Queridísima María:
Hace tres meses te llamé Estrella aquí para no descubrir tu verdadero nombre. Estabas muy enferma y me telefoneaste porque querías estar bien preparada antes de “dar el salto”:
―Sé que me moriré pronto ―dijiste con una medio sonrisa―, aunque quién sabe…
Yo era el cura de tu cole cuando te vi la primera vez. Eras una rubia preciosa, muy simpática y suficientemente presumida.

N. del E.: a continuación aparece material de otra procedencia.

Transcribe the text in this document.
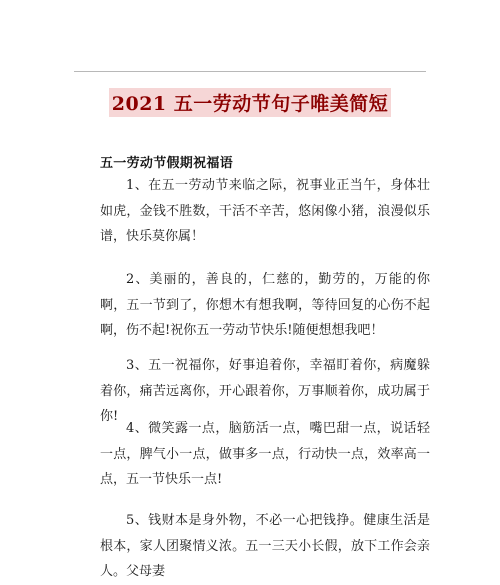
2021 五一劳动节句子唯美简短
五一劳动节假期祝福语
1、在五一劳动节来临之际，祝事业正当午，身体壮如虎，金钱不胜数，干活不辛苦，悠闲像小猪，浪漫似乐谱，快乐莫你属！
2、美丽的，善良的，仁慈的，勤劳的，万能的你啊，五一节到了，你想木有想我啊，等待回复的心伤不起啊，伤不起!祝你五一劳动节快乐!随便想想我吧！
3、五一祝福你，好事追着你，幸福盯着你，病魔躲着你，痛苦远离你，开心跟着你，万事顺着你，成功属于你!
4、微笑露一点，脑筋活一点，嘴巴甜一点，说话轻一点，脾气小一点，做事多一点，行动快一点，效率高一点，五一节快乐一点!
5、钱财本是身外物，不必一心把钱挣。健康生活是根本，家人团聚情义浓。五一三天小长假，放下工作会亲人。父母妻
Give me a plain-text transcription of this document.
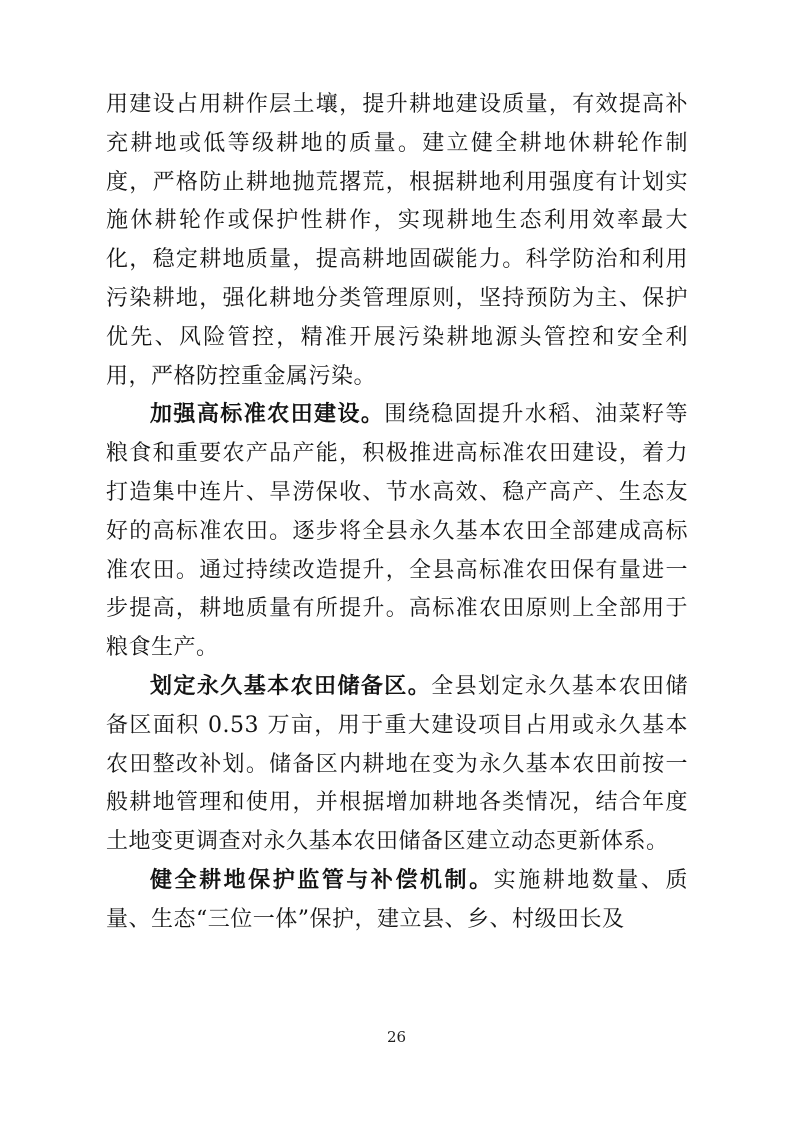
用建设占用耕作层土壤，提升耕地建设质量，有效提高补充耕地或低等级耕地的质量。建立健全耕地休耕轮作制度，严格防止耕地抛荒撂荒，根据耕地利用强度有计划实施休耕轮作或保护性耕作，实现耕地生态利用效率最大化，稳定耕地质量，提高耕地固碳能力。科学防治和利用污染耕地，强化耕地分类管理原则，坚持预防为主、保护优先、风险管控，精准开展污染耕地源头管控和安全利用，严格防控重金属污染。

加强高标准农田建设。围绕稳固提升水稻、油菜籽等粮食和重要农产品产能，积极推进高标准农田建设，着力打造集中连片、旱涝保收、节水高效、稳产高产、生态友好的高标准农田。逐步将全县永久基本农田全部建成高标准农田。通过持续改造提升，全县高标准农田保有量进一步提高，耕地质量有所提升。高标准农田原则上全部用于粮食生产。

划定永久基本农田储备区。全县划定永久基本农田储备区面积 0.53 万亩，用于重大建设项目占用或永久基本农田整改补划。储备区内耕地在变为永久基本农田前按一般耕地管理和使用，并根据增加耕地各类情况，结合年度土地变更调查对永久基本农田储备区建立动态更新体系。

健全耕地保护监管与补偿机制。实施耕地数量、质量、生态“三位一体”保护，建立县、乡、村级田长及

26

Se te daban bien los chicos, por supuesto; pero tú sabías muy bien lo que querías.
Una tarde, años más tarde, apareciste con tu novio para decir que te casabas a pesar de que los médicos ya habían dictado sentencia: tenías un cáncer muy extendido y el pronóstico era malo.
El tratamiento fue duro y Dios premió tu fortaleza dándote un marido valiente, recio y enamorado, que te ha cuidado durante doce años hasta el final.
En nuestro último encuentro, te dije que pidieras al Señor un milagro y contestaste que sí: que pedías el milagro de tu conversión y el de toda tu familia. Tu vida te importaba menos. Si acaso, por tu marido, que se desvivía porque estuvieras a gusto, sin dolores.
Estaba anocheciendo. Rezamos juntos y me costó salir de tu casa. Desde entonces me he acordado cada día de rezar por mi niña rubia de Aldeafuente.
Hoy me ha llamado tu hermana para pedirme que oficie tu funeral. Con gusto habría tirado a la basura toda mi agenda: los cursos de retiro en Madrid y en Canarias, los viajes previstos...
Me consuela pensar que, desde el Cielo, me echarás una mano. Necesito un puñado de milagros como esos que tú pedías al Señor.